Резиденция викария не всегда была такой. Когда Осборны вместе с приходом унаследовали от дряхлого священника Монтегю дом, тот весьма подходил под описание жилища старого холостяка, будучи сырым и негостеприимным. Но Генриетта Осборн сразу пустила в ход свои магические способности. Она выбросила всю мебель, которую сочла некрасивой или неудобной, и прочесала все комиссионные магазины в Уилтшире и в Эйвоне в поисках подходящей замены. Ее энергия не переставала изумлять преподобного.
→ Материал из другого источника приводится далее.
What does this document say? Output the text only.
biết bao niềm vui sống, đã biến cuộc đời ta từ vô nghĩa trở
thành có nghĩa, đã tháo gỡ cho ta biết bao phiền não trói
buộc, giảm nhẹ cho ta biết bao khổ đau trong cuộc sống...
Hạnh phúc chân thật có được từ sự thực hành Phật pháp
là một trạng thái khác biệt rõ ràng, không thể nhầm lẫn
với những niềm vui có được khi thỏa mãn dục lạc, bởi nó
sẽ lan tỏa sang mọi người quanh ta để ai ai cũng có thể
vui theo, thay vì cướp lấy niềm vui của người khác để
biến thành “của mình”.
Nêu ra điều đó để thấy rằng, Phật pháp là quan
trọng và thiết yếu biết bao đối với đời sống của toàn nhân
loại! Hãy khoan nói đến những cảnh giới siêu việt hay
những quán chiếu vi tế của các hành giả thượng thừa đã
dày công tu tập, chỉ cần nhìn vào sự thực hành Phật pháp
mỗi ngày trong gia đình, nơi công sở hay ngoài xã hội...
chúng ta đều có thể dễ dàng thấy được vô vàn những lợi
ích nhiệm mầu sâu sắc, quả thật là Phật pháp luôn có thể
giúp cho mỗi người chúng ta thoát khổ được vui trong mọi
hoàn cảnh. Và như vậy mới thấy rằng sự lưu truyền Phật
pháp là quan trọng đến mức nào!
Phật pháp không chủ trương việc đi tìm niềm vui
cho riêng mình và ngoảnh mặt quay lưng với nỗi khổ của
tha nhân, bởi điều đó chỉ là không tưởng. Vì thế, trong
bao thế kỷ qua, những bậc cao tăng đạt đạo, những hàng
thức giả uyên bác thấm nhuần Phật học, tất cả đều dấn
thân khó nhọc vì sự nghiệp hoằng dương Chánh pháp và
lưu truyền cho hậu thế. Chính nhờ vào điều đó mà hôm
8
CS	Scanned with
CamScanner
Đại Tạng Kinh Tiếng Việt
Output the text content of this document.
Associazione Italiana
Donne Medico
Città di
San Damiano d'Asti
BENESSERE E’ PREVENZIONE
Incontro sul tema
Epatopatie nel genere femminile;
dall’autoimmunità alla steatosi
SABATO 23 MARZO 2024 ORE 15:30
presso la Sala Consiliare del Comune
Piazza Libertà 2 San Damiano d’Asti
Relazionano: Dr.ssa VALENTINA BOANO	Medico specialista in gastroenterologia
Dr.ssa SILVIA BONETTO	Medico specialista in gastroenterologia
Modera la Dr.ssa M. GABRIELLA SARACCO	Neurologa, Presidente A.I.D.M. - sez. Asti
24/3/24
Уже тот факт, что Генриетта согласилась выйти за приходского священника, вызывал удивление, но она еще и принялась исполнять свои обязанности с рвением, снискавшим ей уважение с самого их приезда. Нигде эта пара не могла обрести большего счастья, чем в Саксби-на-Эйвоне. Да, храм требовал ремонта. Отопление то и дело выходило из строя. Крыша опять протекла. Но паства была достаточно большой, чтобы удовлетворить даже епископа, а многих из верующих Осборны считали теперь своими друзьями. У них и в мыслях не было перебираться куда-то еще.
«Она была частью деревни. И хотя мы собрались здесь сегодня, чтобы проводить ее в последний путь, нам следует помнить о том, что́ оставила она после себя. Мэри делала Саксби-на-Эйвоне местом более приятным для всех, украшая ли цветами эту самую церковь каждое воскресенье, навещая престарелых здесь или в Эштон-Хаусе, собирая пожертвования для Королевского общества защиты птиц или привечая посетителей Пай-Холла. Ее домашней выпечки пироги неизменно были украшением деревенского праздника, и, признаюсь вам, она не раз оставляла в моей ризнице приятный презент в виде миндального пирожного или куска викторианского бисквита».